The Bank of Russia will continue buying gold at a fixed price of 5,000 rubles ($59) per 1 gram until June 30. Russia may thus have a chance to return to the gold standard for the first time in over a hundred years.
According to BullionStar Singapore precious metals analyst Ronan Manley, Russia's decision to switch to rubles in settlements with counterparties will entail significant consequences for the Russian currency, for the US dollar, and for the entire global economy.
According to him, by pegging the ruble to gold, which is traded in US dollars, the Bank of Russia set a minimum price for the ruble in US dollar terms.
"Back on March 25, the ruble was traded at 100 rubles per one US dollar. Now the Russian ruble has gone up to 80 rubles per dollar. This is because gold is traded on international markets at about 62 dollars per gram, which is equivalent to (5,000/62) = about 80.5. Both the markets and arbitrage traders have taken note of this, and the RUB/USD rate has increased," Ronan Manley said in an interview with RT.

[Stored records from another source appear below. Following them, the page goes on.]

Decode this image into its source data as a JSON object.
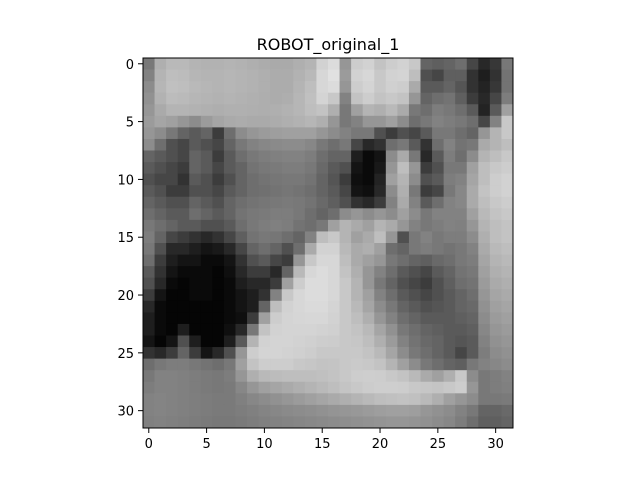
{
  "chart_data": {
    "type": "heatmap",
    "title": "ROBOT_original_1",
    "xlabel": "",
    "ylabel": "",
    "colormap": "gray",
    "rows": 32,
    "cols": 32,
    "xlim": [
      -0.5,
      31.5
    ],
    "ylim": [
      31.5,
      -0.5
    ],
    "x_ticks": [
      0,
      5,
      10,
      15,
      20,
      25,
      30
    ],
    "y_ticks": [
      0,
      5,
      10,
      15,
      20,
      25,
      30
    ],
    "x_tick_labels": [
      "0",
      "5",
      "10",
      "15",
      "20",
      "25",
      "30"
    ],
    "y_tick_labels": [
      "0",
      "5",
      "10",
      "15",
      "20",
      "25",
      "30"
    ],
    "grid": false,
    "values": [
      [
        120,
        175,
        185,
        185,
        180,
        178,
        178,
        180,
        178,
        175,
        172,
        170,
        170,
        175,
        180,
        210,
        220,
        150,
        205,
        210,
        195,
        205,
        210,
        200,
        100,
        95,
        100,
        110,
        70,
        40,
        55,
        120
      ],
      [
        130,
        180,
        190,
        188,
        182,
        180,
        180,
        182,
        180,
        178,
        175,
        172,
        172,
        178,
        185,
        215,
        225,
        155,
        210,
        215,
        200,
        210,
        212,
        190,
        80,
        70,
        95,
        95,
        50,
        30,
        50,
        115
      ],
      [
        140,
        182,
        192,
        190,
        185,
        182,
        180,
        182,
        180,
        178,
        175,
        172,
        172,
        180,
        190,
        215,
        220,
        150,
        205,
        212,
        200,
        208,
        205,
        170,
        90,
        90,
        100,
        85,
        50,
        35,
        55,
        115
      ],
      [
        145,
        178,
        188,
        186,
        182,
        180,
        178,
        180,
        178,
        176,
        174,
        172,
        174,
        182,
        192,
        212,
        200,
        130,
        195,
        205,
        195,
        200,
        195,
        150,
        100,
        110,
        115,
        95,
        60,
        40,
        70,
        125
      ],
      [
        150,
        170,
        180,
        180,
        178,
        176,
        174,
        176,
        176,
        175,
        174,
        175,
        178,
        182,
        190,
        195,
        175,
        120,
        160,
        180,
        175,
        185,
        170,
        120,
        110,
        125,
        120,
        110,
        90,
        35,
        90,
        160
      ],
      [
        155,
        165,
        160,
        150,
        140,
        155,
        165,
        170,
        172,
        170,
        170,
        172,
        175,
        178,
        182,
        175,
        150,
        120,
        130,
        150,
        150,
        160,
        140,
        110,
        120,
        130,
        125,
        120,
        110,
        70,
        130,
        200
      ],
      [
        150,
        140,
        120,
        100,
        90,
        100,
        60,
        110,
        140,
        150,
        155,
        158,
        160,
        160,
        160,
        150,
        140,
        130,
        120,
        120,
        80,
        60,
        80,
        70,
        90,
        120,
        120,
        110,
        100,
        150,
        180,
        200
      ],
      [
        140,
        110,
        80,
        70,
        90,
        80,
        70,
        100,
        120,
        130,
        135,
        138,
        140,
        140,
        135,
        120,
        110,
        120,
        70,
        40,
        50,
        110,
        120,
        90,
        50,
        110,
        130,
        115,
        120,
        170,
        180,
        190
      ],
      [
        100,
        90,
        80,
        70,
        100,
        90,
        60,
        90,
        110,
        120,
        125,
        128,
        130,
        130,
        125,
        110,
        100,
        100,
        30,
        10,
        20,
        140,
        170,
        120,
        40,
        90,
        125,
        110,
        140,
        180,
        190,
        200
      ],
      [
        90,
        80,
        70,
        60,
        100,
        90,
        70,
        90,
        100,
        115,
        120,
        122,
        125,
        125,
        120,
        105,
        90,
        80,
        20,
        10,
        25,
        150,
        190,
        150,
        60,
        80,
        120,
        120,
        160,
        190,
        200,
        205
      ],
      [
        80,
        70,
        70,
        50,
        90,
        80,
        60,
        80,
        100,
        110,
        115,
        118,
        120,
        120,
        115,
        100,
        85,
        60,
        15,
        10,
        35,
        160,
        180,
        140,
        80,
        90,
        125,
        130,
        165,
        190,
        205,
        210
      ],
      [
        90,
        80,
        60,
        60,
        80,
        80,
        70,
        90,
        100,
        110,
        112,
        115,
        118,
        115,
        110,
        100,
        90,
        70,
        20,
        15,
        40,
        140,
        175,
        120,
        60,
        70,
        120,
        135,
        170,
        195,
        205,
        210
      ],
      [
        100,
        90,
        80,
        80,
        100,
        90,
        80,
        100,
        110,
        115,
        118,
        120,
        122,
        120,
        115,
        105,
        95,
        80,
        50,
        40,
        60,
        130,
        170,
        130,
        90,
        110,
        130,
        135,
        170,
        190,
        200,
        205
      ],
      [
        110,
        100,
        90,
        90,
        110,
        100,
        90,
        100,
        115,
        120,
        122,
        125,
        125,
        120,
        110,
        100,
        110,
        140,
        150,
        140,
        150,
        140,
        160,
        140,
        120,
        130,
        130,
        130,
        160,
        185,
        195,
        200
      ],
      [
        120,
        110,
        100,
        90,
        90,
        80,
        80,
        90,
        110,
        120,
        125,
        128,
        125,
        115,
        110,
        120,
        160,
        180,
        170,
        160,
        180,
        170,
        150,
        130,
        120,
        125,
        130,
        128,
        150,
        180,
        190,
        195
      ],
      [
        125,
        100,
        70,
        60,
        50,
        40,
        50,
        70,
        95,
        115,
        120,
        118,
        110,
        100,
        130,
        190,
        200,
        180,
        160,
        170,
        190,
        150,
        80,
        120,
        130,
        120,
        125,
        125,
        140,
        175,
        190,
        195
      ],
      [
        120,
        80,
        40,
        40,
        30,
        20,
        25,
        40,
        70,
        100,
        110,
        100,
        80,
        110,
        170,
        210,
        210,
        185,
        170,
        175,
        160,
        110,
        100,
        120,
        125,
        120,
        115,
        120,
        130,
        170,
        185,
        190
      ],
      [
        110,
        60,
        30,
        20,
        20,
        10,
        10,
        20,
        50,
        80,
        90,
        70,
        60,
        150,
        200,
        215,
        215,
        190,
        170,
        160,
        150,
        120,
        110,
        100,
        95,
        105,
        110,
        120,
        125,
        165,
        180,
        185
      ],
      [
        90,
        50,
        20,
        10,
        10,
        10,
        5,
        15,
        40,
        60,
        60,
        40,
        100,
        185,
        215,
        220,
        215,
        195,
        175,
        150,
        130,
        110,
        90,
        80,
        70,
        90,
        100,
        115,
        120,
        160,
        175,
        180
      ],
      [
        80,
        40,
        10,
        5,
        10,
        10,
        5,
        10,
        30,
        40,
        40,
        60,
        160,
        205,
        220,
        220,
        215,
        200,
        180,
        150,
        120,
        100,
        80,
        70,
        60,
        80,
        95,
        110,
        115,
        155,
        170,
        175
      ],
      [
        60,
        20,
        5,
        5,
        10,
        10,
        5,
        10,
        20,
        30,
        50,
        130,
        200,
        215,
        220,
        220,
        215,
        200,
        180,
        160,
        130,
        110,
        90,
        80,
        70,
        80,
        90,
        100,
        110,
        150,
        165,
        170
      ],
      [
        40,
        10,
        5,
        5,
        5,
        5,
        5,
        10,
        20,
        30,
        100,
        190,
        210,
        215,
        218,
        218,
        212,
        200,
        185,
        165,
        140,
        120,
        100,
        90,
        80,
        85,
        90,
        100,
        105,
        145,
        160,
        165
      ],
      [
        30,
        10,
        5,
        5,
        5,
        5,
        5,
        10,
        15,
        60,
        160,
        205,
        212,
        214,
        215,
        215,
        210,
        200,
        190,
        175,
        150,
        130,
        110,
        100,
        90,
        90,
        90,
        95,
        100,
        140,
        155,
        160
      ],
      [
        30,
        10,
        5,
        30,
        5,
        5,
        5,
        15,
        40,
        120,
        195,
        210,
        212,
        212,
        212,
        210,
        208,
        200,
        195,
        185,
        165,
        145,
        120,
        110,
        100,
        95,
        90,
        90,
        95,
        135,
        150,
        155
      ],
      [
        20,
        5,
        20,
        80,
        30,
        5,
        5,
        30,
        90,
        180,
        210,
        212,
        212,
        210,
        208,
        205,
        204,
        200,
        198,
        190,
        175,
        155,
        130,
        115,
        105,
        100,
        90,
        85,
        90,
        130,
        145,
        150
      ],
      [
        50,
        40,
        60,
        100,
        60,
        20,
        40,
        80,
        150,
        205,
        212,
        212,
        210,
        208,
        205,
        200,
        200,
        200,
        200,
        195,
        185,
        165,
        140,
        120,
        110,
        100,
        90,
        70,
        90,
        125,
        140,
        145
      ],
      [
        110,
        120,
        125,
        125,
        120,
        115,
        110,
        120,
        160,
        195,
        205,
        205,
        205,
        200,
        198,
        195,
        196,
        200,
        202,
        200,
        195,
        180,
        160,
        140,
        120,
        110,
        100,
        95,
        120,
        130,
        135,
        140
      ],
      [
        120,
        130,
        130,
        128,
        125,
        122,
        120,
        125,
        150,
        175,
        185,
        188,
        190,
        190,
        190,
        192,
        195,
        200,
        205,
        206,
        205,
        200,
        195,
        185,
        170,
        160,
        175,
        200,
        140,
        120,
        125,
        130
      ],
      [
        125,
        130,
        130,
        128,
        125,
        122,
        120,
        122,
        135,
        150,
        160,
        165,
        170,
        175,
        180,
        185,
        190,
        196,
        200,
        204,
        206,
        206,
        205,
        200,
        198,
        196,
        200,
        205,
        150,
        120,
        125,
        128
      ],
      [
        130,
        132,
        130,
        128,
        126,
        124,
        122,
        122,
        128,
        135,
        140,
        145,
        150,
        155,
        160,
        165,
        170,
        175,
        180,
        185,
        190,
        192,
        194,
        192,
        185,
        175,
        160,
        150,
        140,
        120,
        120,
        122
      ],
      [
        130,
        132,
        130,
        128,
        126,
        124,
        122,
        122,
        125,
        128,
        132,
        135,
        138,
        140,
        142,
        145,
        148,
        150,
        152,
        155,
        158,
        160,
        160,
        158,
        150,
        145,
        140,
        130,
        120,
        100,
        100,
        105
      ],
      [
        128,
        130,
        128,
        126,
        124,
        122,
        120,
        120,
        122,
        125,
        128,
        130,
        132,
        134,
        136,
        138,
        140,
        142,
        144,
        146,
        148,
        150,
        150,
        148,
        145,
        140,
        135,
        125,
        110,
        95,
        95,
        100
      ]
    ]
  }
}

With the new peg of gold to the ruble, the strengthening of the Russian currency will affect the price of gold, the expert added.
Russia is the world's largest natural gas exporter and the world's third largest oil exporter. Having switched into Russian rubles in settlements for energy resources, Russia pegged the price of gas to it and then to the price of gold, due to the fixed connection with gold. In a nutshell, the Russian gas is now linked with gold through the ruble.
"The same can now be done with Russian oil. If Russia begins to demand payment for oil exports with rubles, there will be an immediate indirect peg to gold (via the fixed price ruble — gold connection). Then Russia could begin accepting gold directly in payment for its oil exports. In fact, this can be applied to any commodities, not just oil and natural gas," Ronan Manley told RT.
By playing with both sides of the equation, that is, by pegging the ruble to gold and then pegging energy payments to the ruble, the Bank of Russia and the Kremlin fundamentally change all the working assumptions of the global trading system, accelerating changes in the global monetary system, he says.
The pegging of the ruble to gold through the fixed price of the Bank of Russia has now laid the foundation for the RUB/USD rate and thus stabilized and strengthened the Russian currency.
"Demanding that natural gas exports are paid for in rubles (and possibly oil and other commodities down the line) will again act as stabilization and support. If a majority of the international trading system begins accepting these rubles for commodity payments arrangements, this could propel the Russian ruble to becoming a major global currency. At the same time, any move by Russia to accept direct gold for oil payments will cause more international gold to flow into Russian reserves, which would also strengthen the balance sheet of the Bank of Russia and in turn strengthen the ruble."
According to the analyst, we are now witnessing the birth of a new monetary system, which is going to be backed by gold and raw materials, rather than by the supremacy of the US dollar.